When Michael B. Jordan stepped into the role of Adonis Creed in 2016, he was a star on the rise. With several high-profile television credits and a breakthrough performance in Fruitvale Station, he had started to establish himself as an actor to watch. Now, three-quarters of a decade later, Jordan has become a bonafide star, and turned Creed into its own successful franchise separate from its Rocky parentage. Now, as he laces up his boxing gloves for a third time, Jordan also takes on a new role: director.
In the five years since we last saw Adonis and his wife Bianca (Tessa Thompson), their daughter Amara (Mila Davis-Kent) is now a precocious student, getting in fights with a school bully, and eagerly watching everything her parents do. Bianca’s hearing loss has forced her to shift focus entirely away from performing and into building a successful music production career. Adonis enjoys his retirement from the ring and spends his days training the next generation of boxers.
The Creeds are living the good life. Their luxurious yet comfortably inviting home sits high up in the hills overlooking Los Angeles. Because of Amara’s deafness, ASL is the common language in their house. Even frequent visitor grandma Mary-Anne (Phylicia Rashad) has learned the language. Apart from Amara’s recent issue with fighting at school, things are going well and Jordan and Thompson in particular welcome us back into their world with a relationship that is stronger because of their weathered storms.
Of course, a challenge has to come along and this one arrives in the form of Jonathan Majors as Damian Anderson, a recent parolee and distant memory from Adonis’s childhood. As a teenager, Damian dreamed of a boxing career and was on his way until his plans were derailed. Now, released after 18 years, he wants to finish what he started and he wants Adonis to help him get there.

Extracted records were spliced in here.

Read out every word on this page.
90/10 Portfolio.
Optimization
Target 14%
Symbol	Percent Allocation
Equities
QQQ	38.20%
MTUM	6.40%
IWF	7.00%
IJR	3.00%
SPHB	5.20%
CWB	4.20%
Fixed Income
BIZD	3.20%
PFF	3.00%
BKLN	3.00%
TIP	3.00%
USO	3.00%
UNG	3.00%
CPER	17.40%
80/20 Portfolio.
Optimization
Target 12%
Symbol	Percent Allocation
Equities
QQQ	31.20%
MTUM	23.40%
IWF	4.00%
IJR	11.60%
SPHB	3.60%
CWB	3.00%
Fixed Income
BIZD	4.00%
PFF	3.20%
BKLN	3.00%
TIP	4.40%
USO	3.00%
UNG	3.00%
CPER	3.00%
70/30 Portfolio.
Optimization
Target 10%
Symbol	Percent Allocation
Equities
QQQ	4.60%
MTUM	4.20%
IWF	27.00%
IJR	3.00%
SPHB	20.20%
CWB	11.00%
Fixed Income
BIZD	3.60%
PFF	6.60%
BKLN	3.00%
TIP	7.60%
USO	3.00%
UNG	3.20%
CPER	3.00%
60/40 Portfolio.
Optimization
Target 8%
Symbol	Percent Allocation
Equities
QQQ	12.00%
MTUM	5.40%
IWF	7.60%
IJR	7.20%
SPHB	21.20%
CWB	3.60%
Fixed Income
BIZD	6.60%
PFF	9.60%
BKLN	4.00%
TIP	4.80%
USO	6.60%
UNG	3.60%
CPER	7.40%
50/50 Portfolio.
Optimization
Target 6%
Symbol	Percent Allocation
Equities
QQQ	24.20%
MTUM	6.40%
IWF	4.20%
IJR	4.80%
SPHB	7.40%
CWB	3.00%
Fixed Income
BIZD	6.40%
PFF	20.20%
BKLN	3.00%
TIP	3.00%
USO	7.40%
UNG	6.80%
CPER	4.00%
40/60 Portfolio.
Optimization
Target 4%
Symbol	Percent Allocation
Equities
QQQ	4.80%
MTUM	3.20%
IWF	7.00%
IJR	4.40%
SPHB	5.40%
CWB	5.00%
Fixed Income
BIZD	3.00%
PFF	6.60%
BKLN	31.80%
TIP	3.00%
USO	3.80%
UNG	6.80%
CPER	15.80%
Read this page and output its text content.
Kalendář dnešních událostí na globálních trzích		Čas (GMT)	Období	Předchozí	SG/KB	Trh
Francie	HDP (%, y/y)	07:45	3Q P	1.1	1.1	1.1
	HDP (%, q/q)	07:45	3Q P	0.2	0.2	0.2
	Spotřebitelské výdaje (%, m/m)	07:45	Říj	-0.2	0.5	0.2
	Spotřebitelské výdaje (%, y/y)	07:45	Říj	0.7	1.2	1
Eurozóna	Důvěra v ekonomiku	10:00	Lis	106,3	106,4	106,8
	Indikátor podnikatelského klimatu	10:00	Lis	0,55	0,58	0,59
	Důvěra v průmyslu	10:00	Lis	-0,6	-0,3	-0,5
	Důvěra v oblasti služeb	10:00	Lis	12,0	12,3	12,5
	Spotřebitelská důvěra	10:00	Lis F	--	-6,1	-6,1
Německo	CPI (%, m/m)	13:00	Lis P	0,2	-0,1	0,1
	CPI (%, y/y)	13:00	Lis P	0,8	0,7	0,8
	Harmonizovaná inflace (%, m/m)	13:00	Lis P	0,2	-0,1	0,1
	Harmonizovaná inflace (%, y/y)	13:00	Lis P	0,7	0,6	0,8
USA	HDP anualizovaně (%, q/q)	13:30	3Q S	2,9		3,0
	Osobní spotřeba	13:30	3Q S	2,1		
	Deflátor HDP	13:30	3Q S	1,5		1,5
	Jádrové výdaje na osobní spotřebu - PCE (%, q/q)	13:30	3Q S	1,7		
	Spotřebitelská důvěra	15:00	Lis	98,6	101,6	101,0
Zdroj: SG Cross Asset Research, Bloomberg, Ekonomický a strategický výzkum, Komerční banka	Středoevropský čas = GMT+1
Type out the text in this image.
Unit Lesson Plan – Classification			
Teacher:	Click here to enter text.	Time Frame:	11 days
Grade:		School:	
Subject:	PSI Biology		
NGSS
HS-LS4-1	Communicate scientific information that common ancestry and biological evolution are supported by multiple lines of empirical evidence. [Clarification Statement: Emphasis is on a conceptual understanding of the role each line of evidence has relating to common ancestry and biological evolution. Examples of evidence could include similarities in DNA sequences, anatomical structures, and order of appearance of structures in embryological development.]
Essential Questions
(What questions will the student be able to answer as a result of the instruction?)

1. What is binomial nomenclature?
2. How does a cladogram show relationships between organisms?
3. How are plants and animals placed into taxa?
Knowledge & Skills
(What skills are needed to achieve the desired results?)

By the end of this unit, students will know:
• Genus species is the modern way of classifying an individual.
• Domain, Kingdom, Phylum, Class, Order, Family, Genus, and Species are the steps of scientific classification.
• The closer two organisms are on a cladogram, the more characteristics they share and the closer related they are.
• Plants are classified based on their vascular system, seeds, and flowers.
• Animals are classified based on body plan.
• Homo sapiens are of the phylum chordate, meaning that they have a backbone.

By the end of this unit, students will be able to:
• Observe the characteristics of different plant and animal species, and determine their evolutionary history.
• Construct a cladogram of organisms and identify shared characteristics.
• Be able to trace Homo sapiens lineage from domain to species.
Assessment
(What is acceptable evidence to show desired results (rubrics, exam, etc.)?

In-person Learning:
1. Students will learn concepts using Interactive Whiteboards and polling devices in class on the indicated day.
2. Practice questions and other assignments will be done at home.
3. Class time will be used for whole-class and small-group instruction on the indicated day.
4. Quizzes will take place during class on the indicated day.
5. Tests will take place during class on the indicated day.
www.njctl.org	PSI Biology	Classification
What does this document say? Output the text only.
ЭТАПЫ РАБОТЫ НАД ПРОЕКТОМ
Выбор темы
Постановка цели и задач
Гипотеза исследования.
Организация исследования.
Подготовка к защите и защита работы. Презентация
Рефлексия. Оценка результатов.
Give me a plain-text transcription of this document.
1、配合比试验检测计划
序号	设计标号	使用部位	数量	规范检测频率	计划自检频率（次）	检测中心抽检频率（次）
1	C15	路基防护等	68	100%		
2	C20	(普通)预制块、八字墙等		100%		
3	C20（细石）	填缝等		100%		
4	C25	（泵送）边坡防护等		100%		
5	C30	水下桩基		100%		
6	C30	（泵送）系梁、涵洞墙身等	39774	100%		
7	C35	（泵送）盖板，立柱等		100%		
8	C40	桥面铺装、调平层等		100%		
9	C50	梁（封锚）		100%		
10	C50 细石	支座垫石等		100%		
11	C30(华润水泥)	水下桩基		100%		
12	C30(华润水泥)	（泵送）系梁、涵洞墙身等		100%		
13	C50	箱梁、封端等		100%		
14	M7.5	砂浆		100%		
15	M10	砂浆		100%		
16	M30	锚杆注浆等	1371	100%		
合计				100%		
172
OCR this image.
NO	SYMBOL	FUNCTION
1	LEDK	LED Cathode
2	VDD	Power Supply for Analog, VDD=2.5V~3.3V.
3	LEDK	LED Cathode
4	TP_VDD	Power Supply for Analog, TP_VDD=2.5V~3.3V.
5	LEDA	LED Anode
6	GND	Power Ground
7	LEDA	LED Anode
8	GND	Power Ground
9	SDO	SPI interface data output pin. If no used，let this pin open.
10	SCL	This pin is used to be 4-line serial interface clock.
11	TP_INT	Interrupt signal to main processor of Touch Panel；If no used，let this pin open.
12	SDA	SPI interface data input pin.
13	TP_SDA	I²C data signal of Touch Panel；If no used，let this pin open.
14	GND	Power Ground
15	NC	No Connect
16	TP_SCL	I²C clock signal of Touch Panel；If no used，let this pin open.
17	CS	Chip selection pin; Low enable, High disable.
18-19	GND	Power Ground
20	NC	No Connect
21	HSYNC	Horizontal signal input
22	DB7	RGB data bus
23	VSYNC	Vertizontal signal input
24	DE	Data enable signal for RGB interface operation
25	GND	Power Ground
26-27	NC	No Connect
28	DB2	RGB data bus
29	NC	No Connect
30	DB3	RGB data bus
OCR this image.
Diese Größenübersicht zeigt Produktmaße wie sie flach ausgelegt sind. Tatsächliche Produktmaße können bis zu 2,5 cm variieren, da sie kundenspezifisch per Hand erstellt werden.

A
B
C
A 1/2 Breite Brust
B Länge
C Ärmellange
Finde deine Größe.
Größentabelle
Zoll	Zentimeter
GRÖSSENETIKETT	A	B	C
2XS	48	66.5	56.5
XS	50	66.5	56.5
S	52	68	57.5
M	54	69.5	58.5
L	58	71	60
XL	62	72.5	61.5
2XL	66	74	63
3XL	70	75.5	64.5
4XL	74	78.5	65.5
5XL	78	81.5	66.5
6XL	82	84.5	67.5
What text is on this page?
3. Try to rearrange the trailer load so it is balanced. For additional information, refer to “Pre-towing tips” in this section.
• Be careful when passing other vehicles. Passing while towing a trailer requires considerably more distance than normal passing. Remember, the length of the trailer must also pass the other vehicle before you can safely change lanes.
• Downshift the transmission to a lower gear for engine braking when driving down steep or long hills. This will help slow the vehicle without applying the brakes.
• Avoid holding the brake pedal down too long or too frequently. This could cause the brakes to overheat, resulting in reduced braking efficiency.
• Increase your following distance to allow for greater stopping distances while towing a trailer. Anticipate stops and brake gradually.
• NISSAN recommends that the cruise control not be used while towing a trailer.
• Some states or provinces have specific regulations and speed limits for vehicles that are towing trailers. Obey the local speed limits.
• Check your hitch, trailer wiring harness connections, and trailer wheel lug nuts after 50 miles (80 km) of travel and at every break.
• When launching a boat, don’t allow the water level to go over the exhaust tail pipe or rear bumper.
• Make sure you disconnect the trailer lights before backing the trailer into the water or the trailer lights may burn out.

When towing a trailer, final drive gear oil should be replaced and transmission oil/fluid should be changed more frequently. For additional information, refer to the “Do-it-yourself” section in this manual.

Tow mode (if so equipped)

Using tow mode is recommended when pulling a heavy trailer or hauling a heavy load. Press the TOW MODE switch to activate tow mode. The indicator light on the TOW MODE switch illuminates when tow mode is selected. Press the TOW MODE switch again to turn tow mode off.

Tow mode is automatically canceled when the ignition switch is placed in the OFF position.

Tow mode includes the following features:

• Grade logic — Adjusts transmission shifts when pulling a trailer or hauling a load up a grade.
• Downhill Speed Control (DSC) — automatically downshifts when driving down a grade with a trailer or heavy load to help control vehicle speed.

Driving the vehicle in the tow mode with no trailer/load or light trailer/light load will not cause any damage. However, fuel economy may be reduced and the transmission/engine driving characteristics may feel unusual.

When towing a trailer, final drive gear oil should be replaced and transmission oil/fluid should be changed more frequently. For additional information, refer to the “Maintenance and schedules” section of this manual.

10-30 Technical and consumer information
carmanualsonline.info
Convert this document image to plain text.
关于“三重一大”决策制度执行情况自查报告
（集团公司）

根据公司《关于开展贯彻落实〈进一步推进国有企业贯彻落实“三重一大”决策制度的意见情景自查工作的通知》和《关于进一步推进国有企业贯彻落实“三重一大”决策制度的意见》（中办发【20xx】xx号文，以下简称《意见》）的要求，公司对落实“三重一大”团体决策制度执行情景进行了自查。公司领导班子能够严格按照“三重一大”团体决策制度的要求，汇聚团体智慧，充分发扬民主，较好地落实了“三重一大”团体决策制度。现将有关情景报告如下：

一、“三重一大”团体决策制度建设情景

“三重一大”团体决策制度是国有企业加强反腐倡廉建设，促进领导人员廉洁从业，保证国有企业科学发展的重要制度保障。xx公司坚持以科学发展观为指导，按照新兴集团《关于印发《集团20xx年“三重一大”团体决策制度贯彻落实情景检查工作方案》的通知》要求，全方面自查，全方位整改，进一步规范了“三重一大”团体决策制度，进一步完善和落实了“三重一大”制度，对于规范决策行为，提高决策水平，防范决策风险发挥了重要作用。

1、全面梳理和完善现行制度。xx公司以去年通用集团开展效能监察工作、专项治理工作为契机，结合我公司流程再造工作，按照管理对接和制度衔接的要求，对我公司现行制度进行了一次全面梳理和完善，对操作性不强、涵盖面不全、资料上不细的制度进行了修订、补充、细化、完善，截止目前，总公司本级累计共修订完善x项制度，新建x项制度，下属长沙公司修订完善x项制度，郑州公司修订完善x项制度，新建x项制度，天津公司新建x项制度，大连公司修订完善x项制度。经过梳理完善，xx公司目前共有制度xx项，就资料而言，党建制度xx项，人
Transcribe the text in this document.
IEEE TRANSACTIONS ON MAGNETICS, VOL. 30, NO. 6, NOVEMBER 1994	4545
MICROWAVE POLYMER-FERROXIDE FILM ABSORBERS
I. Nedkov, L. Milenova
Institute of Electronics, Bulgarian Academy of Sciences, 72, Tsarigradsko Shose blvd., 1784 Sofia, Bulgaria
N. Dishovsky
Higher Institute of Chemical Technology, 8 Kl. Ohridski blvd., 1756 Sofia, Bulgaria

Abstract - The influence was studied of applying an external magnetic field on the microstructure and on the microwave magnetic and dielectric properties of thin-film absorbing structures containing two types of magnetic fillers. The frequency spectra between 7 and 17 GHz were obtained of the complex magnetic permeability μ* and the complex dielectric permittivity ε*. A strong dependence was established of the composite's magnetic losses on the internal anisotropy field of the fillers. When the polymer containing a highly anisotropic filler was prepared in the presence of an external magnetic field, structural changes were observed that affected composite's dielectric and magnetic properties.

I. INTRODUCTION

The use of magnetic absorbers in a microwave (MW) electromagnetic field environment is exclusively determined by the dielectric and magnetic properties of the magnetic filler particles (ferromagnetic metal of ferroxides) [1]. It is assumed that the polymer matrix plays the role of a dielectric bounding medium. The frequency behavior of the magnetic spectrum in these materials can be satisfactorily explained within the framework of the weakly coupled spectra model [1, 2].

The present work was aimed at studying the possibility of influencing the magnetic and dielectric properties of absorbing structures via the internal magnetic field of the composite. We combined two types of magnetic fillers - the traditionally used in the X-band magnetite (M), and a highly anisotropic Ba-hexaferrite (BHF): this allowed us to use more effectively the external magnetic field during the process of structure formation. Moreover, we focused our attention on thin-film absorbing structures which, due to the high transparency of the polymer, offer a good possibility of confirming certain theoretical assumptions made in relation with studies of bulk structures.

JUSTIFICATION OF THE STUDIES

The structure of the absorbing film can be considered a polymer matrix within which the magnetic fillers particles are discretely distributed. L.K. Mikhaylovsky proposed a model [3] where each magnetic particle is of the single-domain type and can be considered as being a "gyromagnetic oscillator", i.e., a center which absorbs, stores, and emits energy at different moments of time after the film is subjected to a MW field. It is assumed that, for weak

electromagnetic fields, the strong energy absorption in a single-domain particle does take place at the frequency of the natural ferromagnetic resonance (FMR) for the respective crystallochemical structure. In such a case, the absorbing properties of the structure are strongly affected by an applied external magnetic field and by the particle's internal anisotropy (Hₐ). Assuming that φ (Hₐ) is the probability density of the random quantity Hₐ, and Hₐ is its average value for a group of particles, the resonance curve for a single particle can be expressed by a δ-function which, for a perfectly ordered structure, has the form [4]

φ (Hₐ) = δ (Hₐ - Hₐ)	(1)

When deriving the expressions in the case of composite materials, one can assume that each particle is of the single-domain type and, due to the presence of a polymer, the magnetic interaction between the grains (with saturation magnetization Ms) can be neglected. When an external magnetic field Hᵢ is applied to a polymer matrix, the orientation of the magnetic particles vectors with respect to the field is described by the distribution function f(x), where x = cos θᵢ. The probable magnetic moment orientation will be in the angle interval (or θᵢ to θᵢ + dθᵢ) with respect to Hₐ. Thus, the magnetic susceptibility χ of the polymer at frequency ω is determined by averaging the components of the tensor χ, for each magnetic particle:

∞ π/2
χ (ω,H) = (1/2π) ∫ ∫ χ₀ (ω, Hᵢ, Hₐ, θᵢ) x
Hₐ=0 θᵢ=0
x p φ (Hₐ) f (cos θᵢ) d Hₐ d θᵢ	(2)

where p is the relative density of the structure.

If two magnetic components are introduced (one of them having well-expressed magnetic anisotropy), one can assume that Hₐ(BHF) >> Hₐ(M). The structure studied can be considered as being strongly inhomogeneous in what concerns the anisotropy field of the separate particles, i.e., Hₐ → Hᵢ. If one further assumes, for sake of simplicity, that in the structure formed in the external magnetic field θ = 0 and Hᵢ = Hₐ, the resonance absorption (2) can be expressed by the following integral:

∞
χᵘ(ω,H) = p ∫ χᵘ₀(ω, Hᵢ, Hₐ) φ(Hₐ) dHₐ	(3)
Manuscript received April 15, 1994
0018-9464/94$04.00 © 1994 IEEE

Majors is a great addition to the cast. It was just four years ago when he had his own breakthrough role in The Last Black Man in San Francisco. He has been unstoppable in the years since. Now, 2023 is set to be a huge year for the actor who recently joined the MCU as new big bad Kang the Conqueror. He was also the talk of Sundance in January with a transformative role as a socially awkward body builder in Magazine Dreams.
As Damian Anderson, Majors finds the delicate balance between terrifying adversary and sympathetic outcast looking to make something of his life. He endears himself to Creed’s family, with the exception of Mary-Anne who will never see him as anything other than the trouble-making kid he once was. And he knows how to push the right buttons to use Adonis’s guilt over the incident that landed Damian in prison in the first place.
As a director, Jordan finds new ways to keep the boxing part of this boxing movie fresh and interesting. With slowed-down motion and unexpected close up shots, we get to see — really see — the physical impact of a gloved fist against a rib cage or a jaw. Not just the bloodied and bruised result, but everything about the way the skin buckles and the sweat beads up. There are so many boxing movies in the world and yet this never feels tired or boring.
The one element where Creed III falls short is in a script that doesn’t fully develop Damian’s backstory, Donny’s related guilt, or the rivalry between the two. Penned by Keenan Coogler and Zach Baylin, there seems to be a hurry to jump to the reason we watch these movies. The big, climactic fight between the two main characters. And that big fight definitely delivers. But at just under two hours, so many of the important details of the story feel untold.
Within just a few minutes of screen time, we practically jump from Damian’s release and a messy training session at the gym to the chance of a lifetime when he demands a fight for the Heavyweight title against Creed’s prize fighter Felix (Jose Benavidez). After that fight comes to a brutal finish, there is suddenly very bad blood between the two childhood friends and apparently the only way to settle it is with a rookie fighter against a retired one. The chip on Damian’s shoulder is big, but the reasons for it and for the animosity between the two aren’t given enough time to breathe. Without time to breathe, it never really feels like a fight that has to be resolved in the ring. And when that is what the entire film is leading to, this is a missed opportunity.
Still, there is more to recommend than not. Creed III is entertaining. The performances are compelling. And Michael B. Jordan is an exciting new director to watch.